British anti-abortion campaigners claimed legal victory yesterday in moves to reopen the debate on cloning. However, scientists warned that a ruling by the High Court in London could open the door for controversial fertility specialists to create human clones.
The court ruled that current laws did not cover the use of cloned human embryos for medical research and did not explicitly prohibit human reproductive cloning.
The Department of Health in London said it may appeal against the decision and was considering emergency legislation to ban human reproduction cloning.

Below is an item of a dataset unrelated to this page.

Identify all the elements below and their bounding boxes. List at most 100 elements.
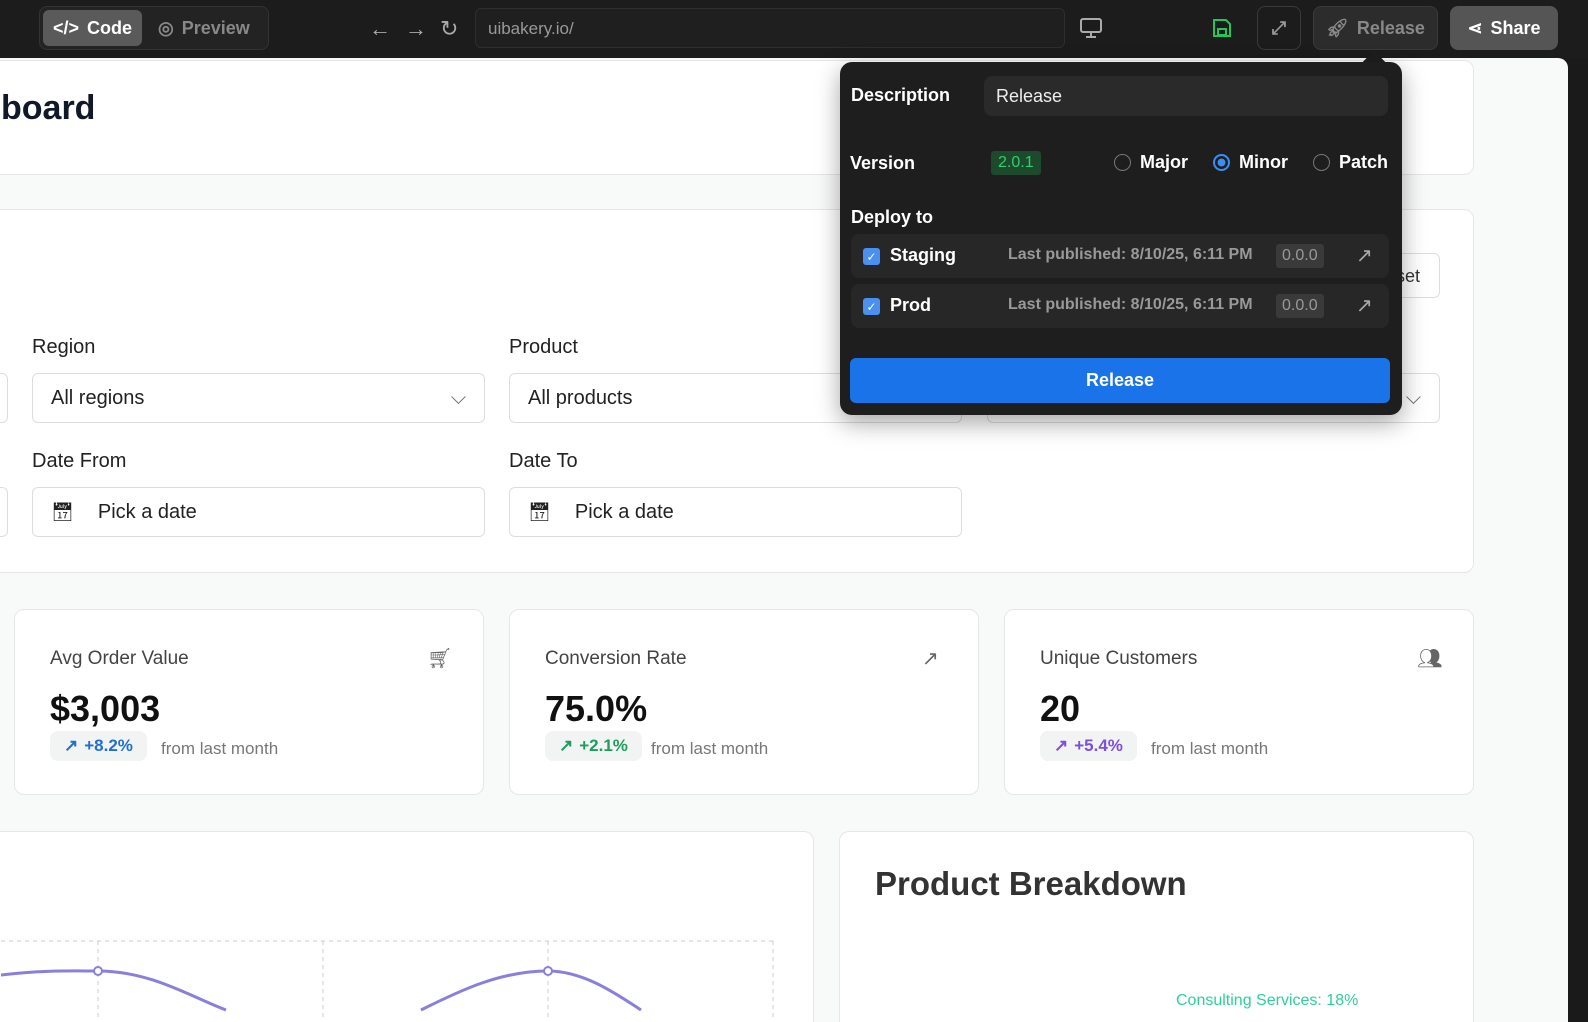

The Pro-Life Alliance, which opposes all human cloning including therapeutic cloning to harvest stem cells, had challenged the government over its assurances that live birth cloning could not legally take place in Britain.
"The law as it stands at the moment is so full of loopholes and uncertainties that scientists could go right ahead and clone human embryos without any restrictions and without any possible sanction from the government," a Pro-Life Alliance Director, Dr Bruno Quintavalle, told the BBC.
Dr David King of the independent watchdog group Human Genetics Alert warned that the move could open the door for controversial Italian fertility expert Dr Severino Antinori to conduct experiments in Britain.
"We are horrified to find that human cloning would be legal in the UK and shocked that the government gave the public false assurances. Professor Antinori could start his cloning work in Britain today," Dr King said.